Des API en test trois mois avant

L’autorité dit toutefois comprendre les inquiétudes des tiers de paiements vis-à-vis des API que mettront en place les banques et propose des mesures supplémentaires :

  • la définition d’indicateurs de performance clés par les ASPSP que l’API devrait satisfaire avec le même niveau d’exigence que l’interface client ;
  • la publication de rapports de performance trimestriels par les AISP et les PISP ;
  • la mise à disposition de l’API par l’ASPSP à des fins de test au moins trois mois avant l’entrée en vigueur du RTS ;
  • une revue de ces dispositifs 18 mois après.
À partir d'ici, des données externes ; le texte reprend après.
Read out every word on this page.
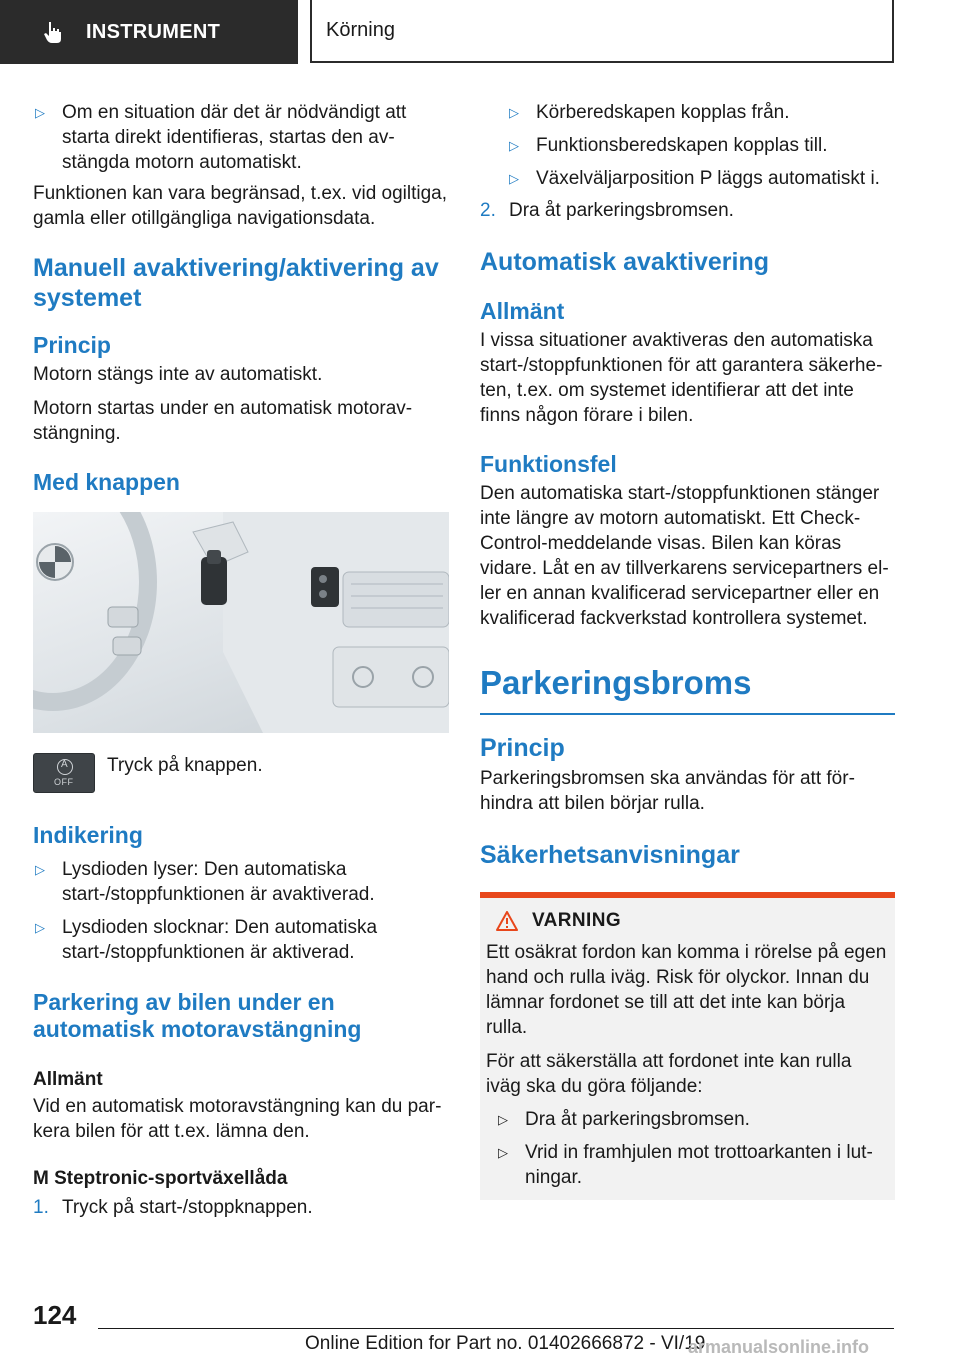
INSTRUMENT	Körning
▷ Om en situation där det är nödvändigt att starta direkt identifieras, startas den avstängda motorn automatiskt.

Funktionen kan vara begränsad, t.ex. vid ogiltiga, gamla eller otillgängliga navigationsdata.

Manuell avaktivering/aktivering av systemet
Princip

Motorn stängs inte av automatiskt.

Motorn startas under en automatisk motoravstängning.

Med knappen
A
OFF

Tryck på knappen.

Indikering
▷ Lysdioden lyser: Den automatiska start-/stoppfunktionen är avaktiverad.
▷ Lysdioden slocknar: Den automatiska start-/stoppfunktionen är aktiverad.
Parkering av bilen under en automatisk motoravstängning

Allmänt

Vid en automatisk motoravstängning kan du parkera bilen för att t.ex. lämna den.

M Steptronic-sportväxellåda

1. Tryck på start-/stoppknappen.
▷ Körberedskapen kopplas från.
▷ Funktionsberedskapen kopplas till.
▷ Växelväljarposition P läggs automatiskt i.
2. Dra åt parkeringsbromsen.
Automatisk avaktivering
Allmänt

I vissa situationer avaktiveras den automatiska start-/stoppfunktionen för att garantera säkerheten, t.ex. om systemet identifierar att det inte finns någon förare i bilen.

Funktionsfel

Den automatiska start-/stoppfunktionen stänger inte längre av motorn automatiskt. Ett Check-Control-meddelande visas. Bilen kan köras vidare. Låt en av tillverkarens servicepartners eller en annan kvalificerad servicepartner eller en kvalificerad fackverkstad kontrollera systemet.

Parkeringsbroms
Princip

Parkeringsbromsen ska användas för att förhindra att bilen börjar rulla.

Säkerhetsanvisningar
VARNING

Ett osäkrat fordon kan komma i rörelse på egen hand och rulla iväg. Risk för olyckor. Innan du lämnar fordonet se till att det inte kan börja rulla.

För att säkerställa att fordonet inte kan rulla iväg ska du göra följande:

▷ Dra åt parkeringsbromsen.
▷ Vrid in framhjulen mot trottoarkanten i lutningar.
124
Online Edition for Part no. 01402666872 - VI/19
armanualsonline.info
L’EBA suggère enfin à la Commission d’être plus explicite sur les données auxquelles les tiers de paiement peuvent accéder pour exercer leur activité, et ce dans un souci de clarifier des relations entre ces deux groupes d’acteurs… et de tenter d’apaiser les tensions.

 

[1] Account Servicing Payment Service Provider.

[2] Account Information Service Providers.

[3] Payment Initiation Service Providers.

[4] Une technique utilisée par les tiers de paiement par laquelle un robot se fait passer pour un client avec son accord pour accéder aux données de son compte.

[5] Application Programming Interface.